J’ai envie de vous parler de ce bouquin depuis des mois, mais j’ai préféré ne pas le faire avant sa sortie en français. C’est maintenant chose faite, tous les éléments sont donc réunis pour que je vous en chante les louanges !
Quand j’ai lu Nation, on était en plein dans le fameux débat sur l’identité nationale. À chaque fois que j’en entendais parler à la radio, à la télé, j’avais envie de crier : mais Pratchett a tout compris et vous n’êtes que des buses. Une nation, ce sont des gens qui vivent ensemble, parfois par choix, souvent par nécessité, et qui tentent d’en tirer le meilleur. Chacune a ses spécificités, mais elles sont vouées à évoluer si suffisamment de gens le désirent. La nation n’existe pas comme une entité absolue, extérieure aux humains qui la composent. Je résume sûrement ça très mal, il faudrait que vous lisiez le roman pour comprendre.
Nation est, d’après moi, le meilleur roman de Pratchett, et c’est dire quelque chose. En le lisant, j’ai ri, comme toujours, mais j’ai aussi pleuré, chose plus rare, et ce n’étaient pas de mauvaises larmes. Bref, je vous conseille très vivement de le lire. Il est paru en français chez l’Atalante et en anglais chez Corgi.
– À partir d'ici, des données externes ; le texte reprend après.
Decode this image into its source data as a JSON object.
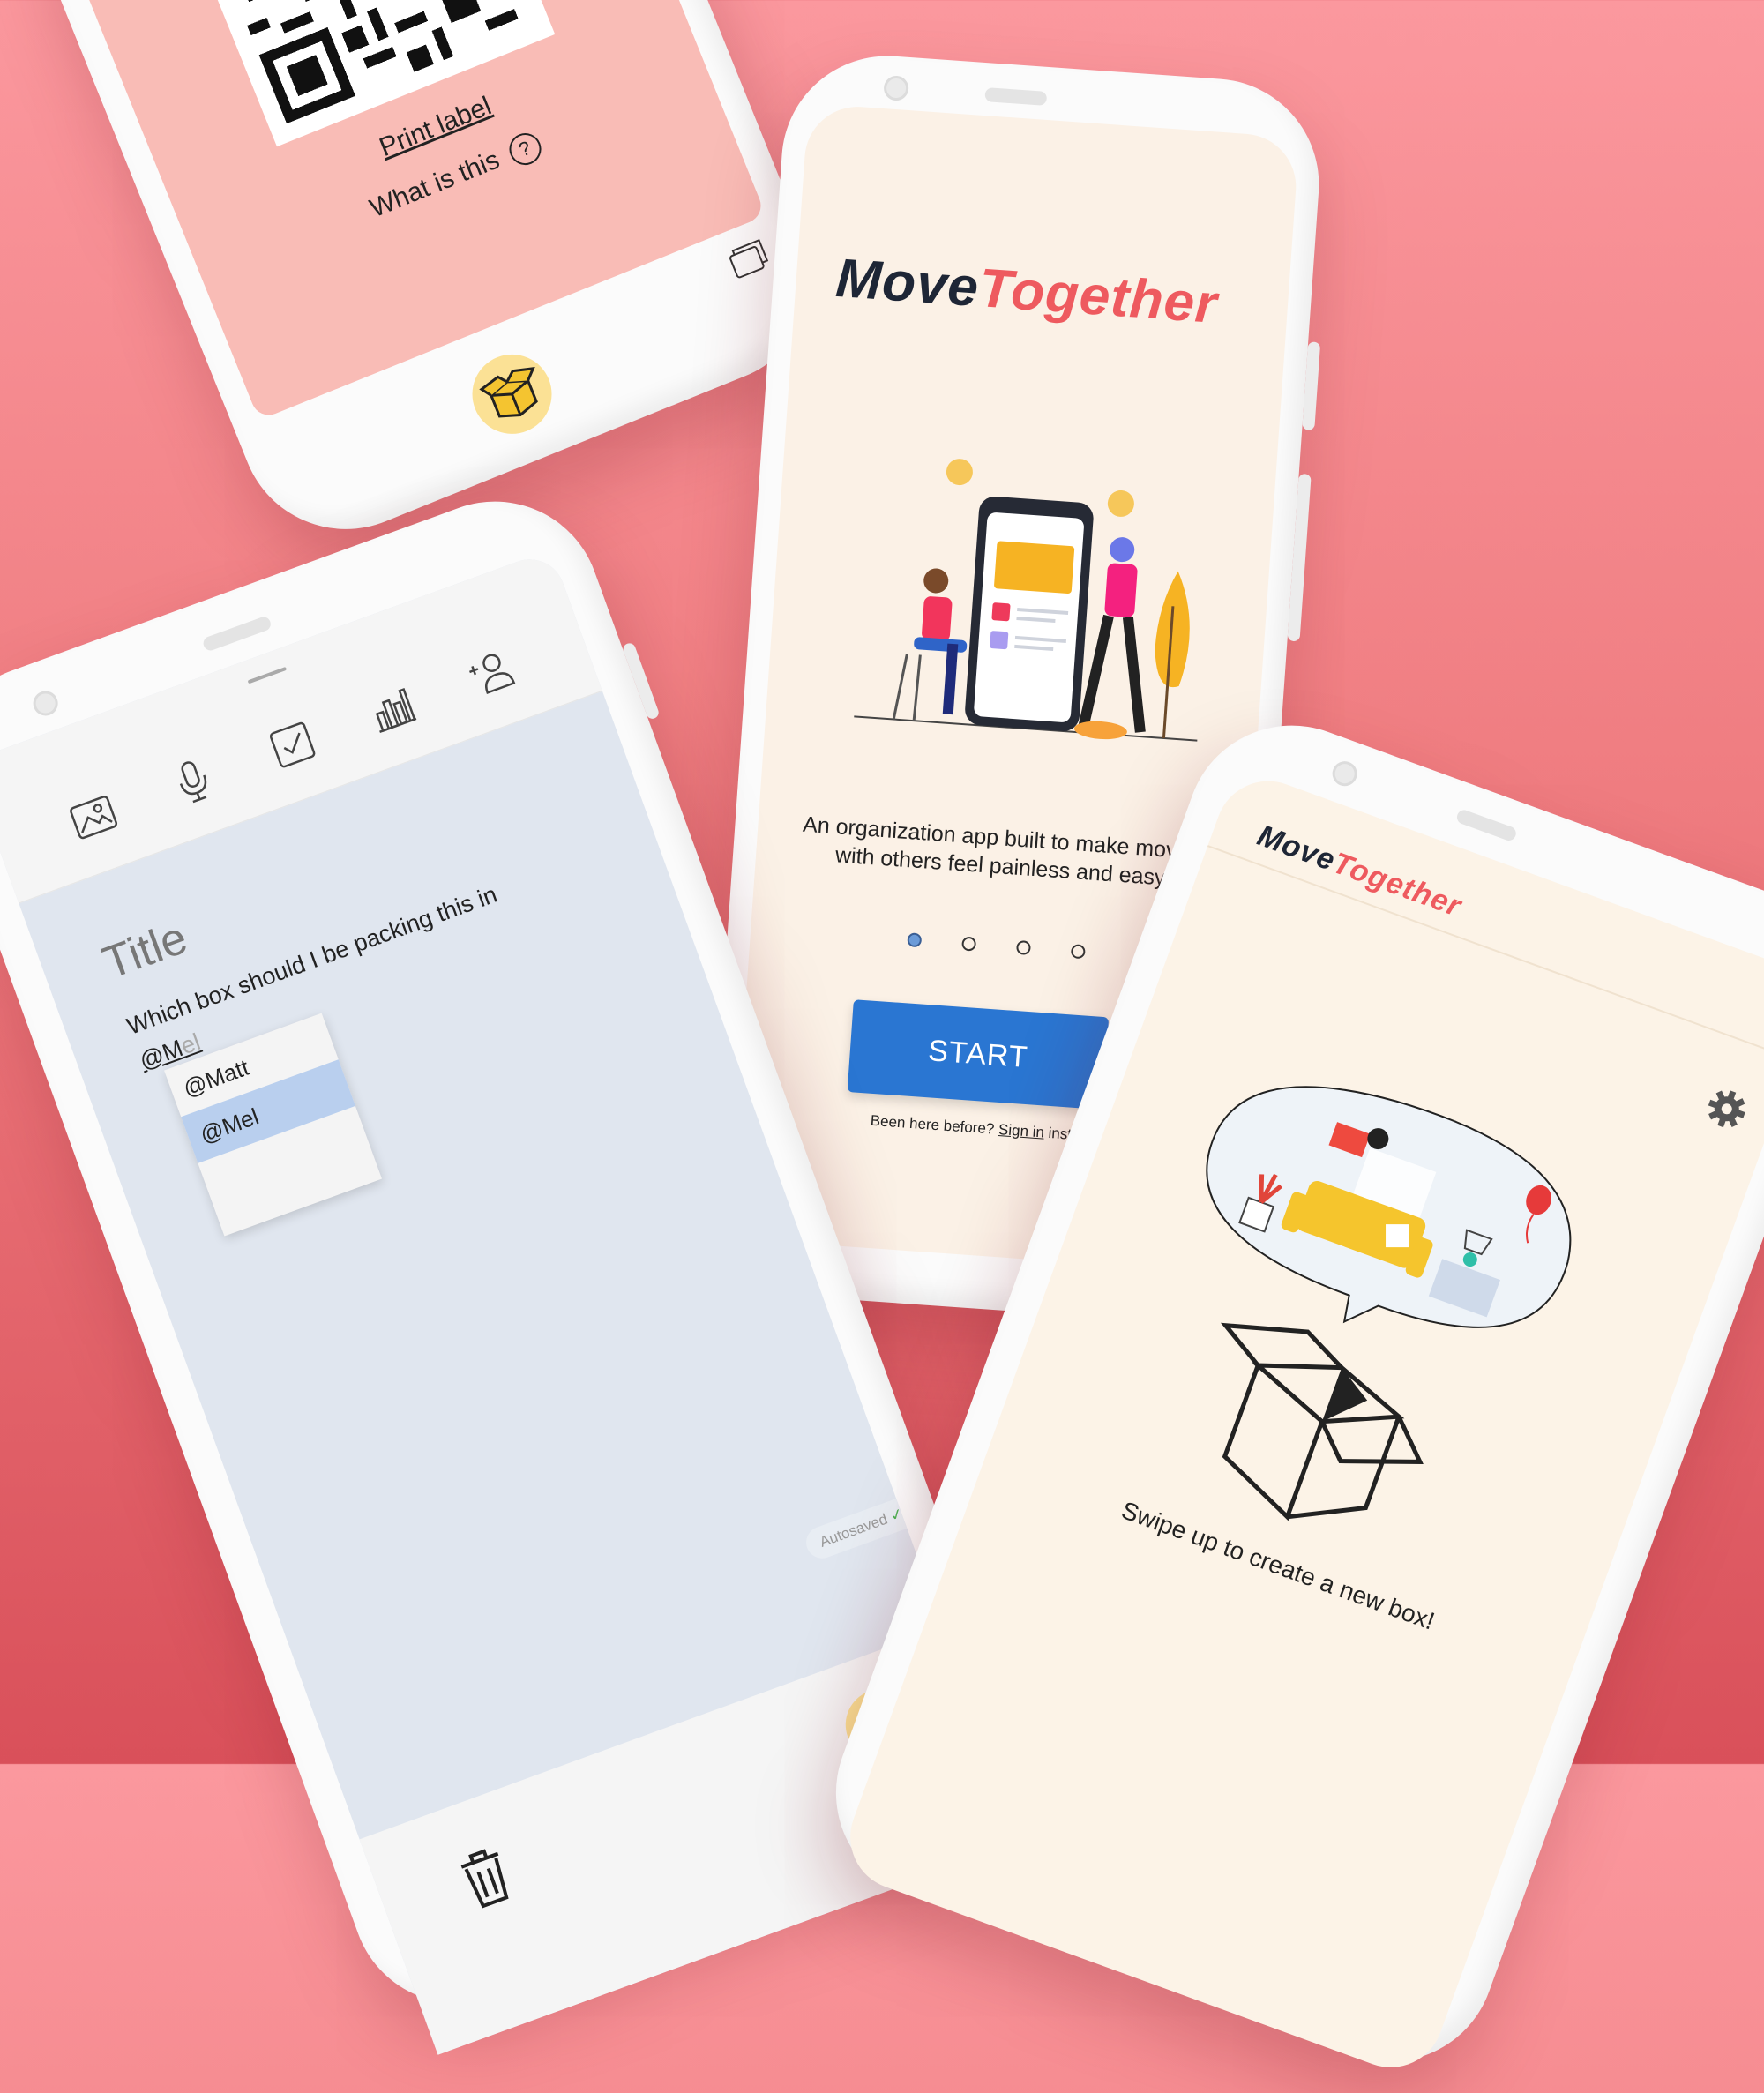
{
  "qr_screen": {
    "print_label": "Print label",
    "what_is_this": "What is this",
    "help_icon": "?"
  },
  "welcome_screen": {
    "logo": {
      "move": "Move",
      "together": "Together"
    },
    "tagline_line1": "An organization app built to make moving",
    "tagline_line2": "with others feel painless and easy.",
    "pager": {
      "pages": 4,
      "current": 1
    },
    "start_label": "START",
    "signin": {
      "prefix": "Been here before?",
      "link": "Sign in",
      "suffix": "instead"
    },
    "colors": {
      "accent": "#2a76d2",
      "brand_dark": "#1e2636",
      "brand_red": "#ee5a5f"
    }
  },
  "note_screen": {
    "toolbar_icons": [
      "image-icon",
      "microphone-icon",
      "checkbox-icon",
      "chart-icon",
      "add-person-icon"
    ],
    "title_placeholder": "Title",
    "body_text": "Which box should I be packing this in",
    "mention_typed": "@M",
    "mention_ghost": "el",
    "mention_options": [
      "@Matt",
      "@Mel"
    ],
    "mention_selected": "@Mel",
    "autosave_label": "Autosaved",
    "autosave_check": "✓"
  },
  "home_screen": {
    "logo": {
      "move": "Move",
      "together": "Together"
    },
    "swipe_hint": "Swipe up to create a new box!"
  }
}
Petite parenthèse : pour ceux à qui le nom de Terry Pratchett dit quelque chose, que ce roman ne se situe pas sur le Disque-Monde. Une fois ce détail réglé, voilà ce que Nation raconte.
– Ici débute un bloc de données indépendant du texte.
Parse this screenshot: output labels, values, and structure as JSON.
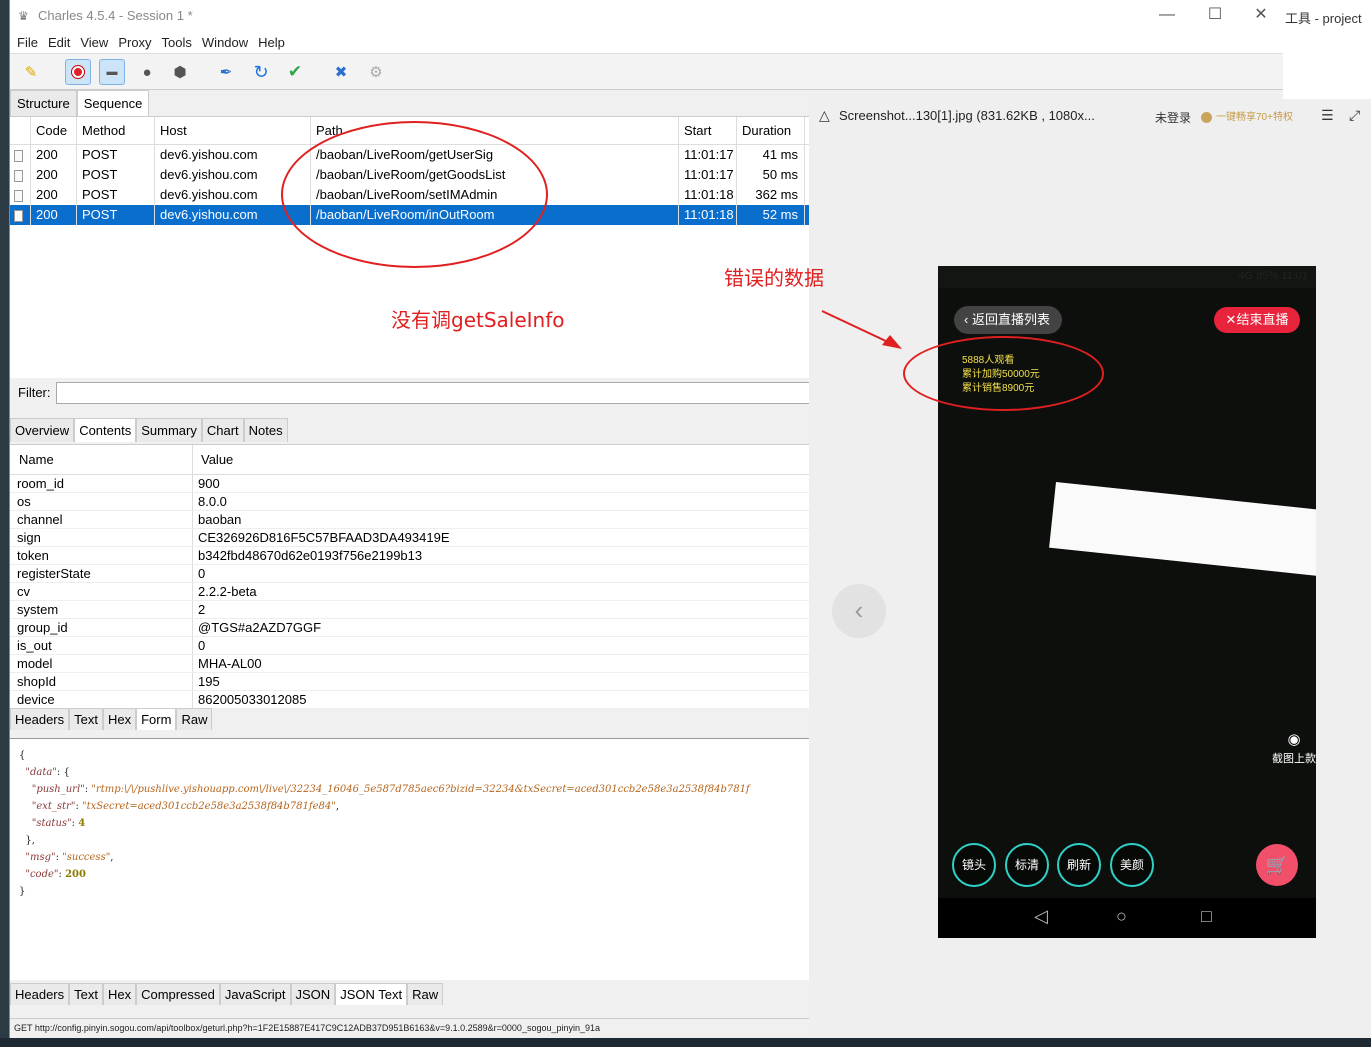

Mau vient de passer un mois sur l’île des garçons. À son retour chez lui, il sera officiellement un homme. Il monte sur le canoë qu’il a fabriqué lui-même pendant ce mois solitaire, se représente déjà le festin qui l’attendra à son retour… Toute l’île sera sur la plage pour lui, pour célébrer son retour et la naissance de son âme d’homme. Mais une vague arrive, une vague énorme, à laquelle il ne survit que de justesse. Et lorsqu’enfin il rentre chez lui, il n’y trouve que des cadavres. Il n’est pas seul sur l’île ; la vague a également fait échouer une goélette en plein milieu de la jungle. De ce naufrage, une seule personne sort vivante, Daphné, une jeune fille occidentale de bonne famille. Mau pense à elle comme “la fille homme-culotte”.
Bien entendu, la communication entre eux n’est pas évidente, sans compter les circonstances qui les poussent à communiquer. Mais ils font de leur mieux, et ils sont rejoints, petit à petit, par des habitants d’autres îles dévastées. Tous ces gens apprennent à fonctionner ensemble par nécessité, et deviennent une nation. Mau enrage contre les dieux et donne beaucoup pour les autres, mais ce faisant il se rend compte qu’il trouve un sens à sa vie dévastée. Pourtant pas de mièvrerie, pas de facilités.